For 30 years, the International Monetary Fund (IMF) and World Bank have remade much of the developing world according to a market fundamentalist ideology.
The results — measured by lost wealth, stunted social indicators, depletion of natural resources and trashing of the environment, rising inequality and concentration of income, damage to indigenous communities, or many other standards — have been catastrophic.
Can the ongoing harm be undone?
Yes.
Consider one very small example, with not-so-trivial consequences: the case of school fees in Kenya.
In the 1980s and 1990s, the IMF and particularly the World Bank told developing countries to adopt user fees for education. The institutions have enormous power to impose conditions on developing countries eager to get loans, especially heavily indebted countries that need new loans to pay off old debts and keep their economies functioning.
Why should families be charged for sending children to school? The idea was that school fees can help pay for the cost of schools, especially as the Bank and Fund demand government spending cutbacks.

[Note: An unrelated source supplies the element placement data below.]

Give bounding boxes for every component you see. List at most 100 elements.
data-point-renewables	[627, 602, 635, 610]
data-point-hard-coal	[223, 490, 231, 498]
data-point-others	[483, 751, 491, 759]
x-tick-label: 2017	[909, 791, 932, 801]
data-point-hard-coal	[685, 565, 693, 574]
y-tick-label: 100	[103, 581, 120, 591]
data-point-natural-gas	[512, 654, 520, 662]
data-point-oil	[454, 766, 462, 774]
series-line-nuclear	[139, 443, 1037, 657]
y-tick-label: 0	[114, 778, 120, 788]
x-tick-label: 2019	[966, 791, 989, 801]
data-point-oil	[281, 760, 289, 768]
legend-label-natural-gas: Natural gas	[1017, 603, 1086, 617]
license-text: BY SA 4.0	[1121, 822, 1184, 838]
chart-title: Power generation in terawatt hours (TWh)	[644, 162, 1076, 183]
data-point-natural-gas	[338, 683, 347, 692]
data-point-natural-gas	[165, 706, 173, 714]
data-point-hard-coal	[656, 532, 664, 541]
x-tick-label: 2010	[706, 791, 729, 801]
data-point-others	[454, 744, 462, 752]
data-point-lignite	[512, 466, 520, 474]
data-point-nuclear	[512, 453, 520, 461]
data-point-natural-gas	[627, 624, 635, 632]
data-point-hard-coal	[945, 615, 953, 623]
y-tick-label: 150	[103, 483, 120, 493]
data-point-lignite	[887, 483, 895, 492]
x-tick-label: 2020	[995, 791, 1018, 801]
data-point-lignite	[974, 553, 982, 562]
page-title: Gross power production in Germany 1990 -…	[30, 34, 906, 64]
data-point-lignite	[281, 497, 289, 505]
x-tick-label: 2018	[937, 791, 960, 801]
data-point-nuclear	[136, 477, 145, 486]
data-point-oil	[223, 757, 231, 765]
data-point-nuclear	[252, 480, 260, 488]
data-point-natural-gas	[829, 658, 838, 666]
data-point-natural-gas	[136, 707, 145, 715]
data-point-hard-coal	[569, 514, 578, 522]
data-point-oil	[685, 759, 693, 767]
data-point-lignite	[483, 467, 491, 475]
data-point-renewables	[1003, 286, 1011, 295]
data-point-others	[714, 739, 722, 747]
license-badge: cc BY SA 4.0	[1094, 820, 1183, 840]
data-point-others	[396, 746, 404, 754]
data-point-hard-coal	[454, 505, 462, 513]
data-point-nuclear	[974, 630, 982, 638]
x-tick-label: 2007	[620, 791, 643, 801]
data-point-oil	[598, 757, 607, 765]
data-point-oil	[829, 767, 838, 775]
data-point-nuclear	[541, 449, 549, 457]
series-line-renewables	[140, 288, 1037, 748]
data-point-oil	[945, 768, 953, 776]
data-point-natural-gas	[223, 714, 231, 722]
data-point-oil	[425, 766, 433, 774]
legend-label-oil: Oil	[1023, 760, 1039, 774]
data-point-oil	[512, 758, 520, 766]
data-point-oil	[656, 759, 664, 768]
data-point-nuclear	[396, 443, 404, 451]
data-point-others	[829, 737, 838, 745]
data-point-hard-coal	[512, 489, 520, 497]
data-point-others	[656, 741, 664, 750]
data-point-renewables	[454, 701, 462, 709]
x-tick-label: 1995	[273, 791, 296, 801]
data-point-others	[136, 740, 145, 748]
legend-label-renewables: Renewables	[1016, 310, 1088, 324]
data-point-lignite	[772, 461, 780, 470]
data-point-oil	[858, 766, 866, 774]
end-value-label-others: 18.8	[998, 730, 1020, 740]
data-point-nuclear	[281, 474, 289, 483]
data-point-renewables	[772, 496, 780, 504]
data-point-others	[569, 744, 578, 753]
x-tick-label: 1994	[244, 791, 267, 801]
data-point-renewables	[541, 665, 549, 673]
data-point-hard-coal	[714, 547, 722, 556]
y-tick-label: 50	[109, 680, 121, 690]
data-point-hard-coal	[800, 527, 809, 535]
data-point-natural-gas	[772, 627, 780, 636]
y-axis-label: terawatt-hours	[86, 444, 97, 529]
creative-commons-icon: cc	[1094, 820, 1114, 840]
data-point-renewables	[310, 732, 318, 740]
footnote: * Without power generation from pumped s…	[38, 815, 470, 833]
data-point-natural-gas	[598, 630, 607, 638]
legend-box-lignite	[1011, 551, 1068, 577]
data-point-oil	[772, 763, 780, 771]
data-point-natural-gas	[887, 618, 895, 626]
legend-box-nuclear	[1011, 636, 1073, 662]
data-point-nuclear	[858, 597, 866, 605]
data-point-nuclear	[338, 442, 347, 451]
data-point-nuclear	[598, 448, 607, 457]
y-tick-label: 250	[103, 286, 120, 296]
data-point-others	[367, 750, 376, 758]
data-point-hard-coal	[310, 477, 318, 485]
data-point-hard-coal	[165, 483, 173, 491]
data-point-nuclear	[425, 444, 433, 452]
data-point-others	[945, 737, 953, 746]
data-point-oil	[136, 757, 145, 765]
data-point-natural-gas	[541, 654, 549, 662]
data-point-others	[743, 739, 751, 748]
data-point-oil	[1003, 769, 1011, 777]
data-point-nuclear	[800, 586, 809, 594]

In practice, and predictably, school fees proved a disaster.
Mary Njoroge has recently retired after 31 years in the Kenyan educational system. Her final post was Director of Basic Education in the Ministry of Education.
Njoroge says that, “even as the fees were introduced, poverty levels were rising in most of the country, and the parents were not able to pay the fees. That led to many, many children dropping out of school — just because of the inability of parents to pay the fee.”
In Kenya, Njoroge says, school fees were a very important revenue source. They became an inadequate substitute for lost federal revenue — and the existence of school fees became a rationale for further federal spending cuts.
“It was from the fees that the schools could buy books, buy chalk, buy exercise books and any readers that they were going to use,” Njoroge says. “Fees also paid for the running of the school, the overhead of the school. That money was very important. The schools were not going to be able to run without it.”
Not surprisingly, the poorest families were hit the worst by this policy, and girls worst of all. There were no exemptions for the poor, though exemptions have proven an utter failure in other places.
For poor families, says Njoroge, “Initially, the choice was if children have to go to school, which children would go? And boys were the ones sent to school in the very poor communities and girls were left at home. Eventually, even that became difficult and for the very poor communities both boys and girls dropped out of the school system. Only those who were able to afford the school fees were left to continue.”
By the start of the 2000s, spurred by outside pressure, the World Bank came to recognize that school fees were a failure. But Kenya and other countries had come to rely on fees, and it wasn’t obvious how to do away with them.
Then, something transformative happened.
In the 2002 presidential elections, Mwai Kibaki ran on a platform that highlighted a commitment to eliminate user fees for education. This promise helped Kibaki get elected. And then he delivered on the promise. Njoroge oversaw the initiative to get rid of school fees.
“When the new government came in and announced that in the new year [2003] children could attend school without paying fees,” says Njoroge, “we witnessed an additional 1 million new children in our schools, over and above the 5.9 million who had already been in the school system.” An additional million came soon thereafter.
User fees had locked the schoolhouse doors to a quarter of Kenyan children. Abolishing fees opened the doors.
Njoroge says that improved tax collection and better systems for financial accountability paid for most of the additional costs — both the lost school fees money, and the money needed to teach so many more kids. The excitement around the initiative also attracted donor funding.
This surge of new students into classrooms created significant transitional problems, says Njoroge, but now teachers have been trained how to handle bigger classes, and how to teach multi-grade classrooms.
Eliminating school fees has been a grand success. “When the fees were lifted, says Njoroge, “we immediately saw the kids at school. It led to investment of resources by the government into the education system. It led to developing new strategies to finance the education program in a transparent and accountable manner, which also has attracted international donors.” And the Kenyan example has inspired many other countries to follow suit, including more than a dozen nations in Africa.
Everything is not perfect. Fees are still in place for secondary schools.
And the system needs to hire more teachers. Which brings the story back to the IMF and World Bank.
Teaching the additional 2 million kids in primary school requires at least 40,000 new teachers, Njoroge says. Kenya has about 60,000 trained teachers who are unemployed, but Njoroge says that Kenya cannot hire new teachers, because agreements with the IMF restrict its ability to increase budgetary outlays for teachers.
But just as user fee policy was changed even though it once seemed un-reformable, so too shall IMF policies that directly and indirectly block countries from undertaking desperately needed investments in healthcare and education soon come to an end.